10/28/2008

we moved on to game theory and information economics this week, which caused a visible buzz in the lecture theatre. we covered lemons, hawks vs doves and other standard problems. So, here is the famous monty hall problem which we opened up for discussion, and since answers to that are readily available,

enter the extremely cunning (and much more subtler variant), the Terminator Question.

"In the 1984 movie, The Terminator, a robotic killer is sent back through time to present day Los Angeles to kill Sarah Connor, who will one day give birth to John Connor, a hero who will lead humans to victory in a future war against machines.

After the Terminator is sent back through time by the machines to change history, John Connor sends a dedicated soldier, Kyle Reese, back through time to defend Sarah Connor.

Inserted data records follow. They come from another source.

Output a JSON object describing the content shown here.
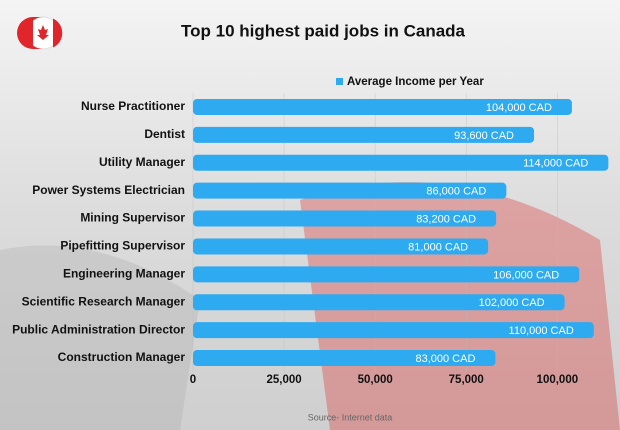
{
  "chart_data": {
    "type": "bar",
    "orientation": "horizontal",
    "title": "Top 10 highest paid jobs in Canada",
    "source": "Source- Internet data",
    "categories": [
      "Nurse Practitioner",
      "Dentist",
      "Utility Manager",
      "Power Systems Electrician",
      "Mining Supervisor",
      "Pipefitting Supervisor",
      "Engineering Manager",
      "Scientific Research Manager",
      "Public Administration Director",
      "Construction Manager"
    ],
    "series": [
      {
        "name": "Average Income per Year",
        "color": "#2eaaf0",
        "values": [
          104000,
          93600,
          114000,
          86000,
          83200,
          81000,
          106000,
          102000,
          110000,
          83000
        ],
        "value_labels": [
          "104,000 CAD",
          "93,600 CAD",
          "114,000 CAD",
          "86,000 CAD",
          "83,200 CAD",
          "81,000 CAD",
          "106,000 CAD",
          "102,000 CAD",
          "110,000 CAD",
          "83,000 CAD"
        ]
      }
    ],
    "xlim": [
      0,
      115000
    ],
    "xticks": [
      0,
      {
        "value": 25000,
        "label": "25,000"
      },
      {
        "value": 50000,
        "label": "50,000"
      },
      {
        "value": 75000,
        "label": "75,000"
      },
      {
        "value": 100000,
        "label": "100,000"
      }
    ],
    "grid": true,
    "legend": "top"
  }
}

The situation is as follows (details do not follow the movie precisely):

There are 3 Sarah Connors in L.A. Neither the Terminator nor Reese knows which is the “correct” Sarah Connor.
In any round, the Terminator can choose to target one Sarah Conner, and Reese can choose to defend one Sarah Connor.
Any undefended Sarah Connor who is targeted by the Terminator is killed. If the Terminator encounters Reese, both the Terminator and Reese are destroyed (Connor survives).
If, at any point, the Terminator successfully kills the true Sarah Connor, Reese will disappear as there will be no John Connor to send him back in time (there will be no need for a Terminator to go back in time either, but let’s forget the usual time paradoxes and just allow me this assumption).

What is Reese's optimal strategy?"

2 comments:

mich said...
This comment has been removed by the author.
mich said...

don't understand what the problem is ... obvs reese has to go find da termie wherever he is and get down wit' el self-destrucion mutual. if all sarahs live the right one is bound to plus it don't matter if he becomes reese's pieces right? what's the problem?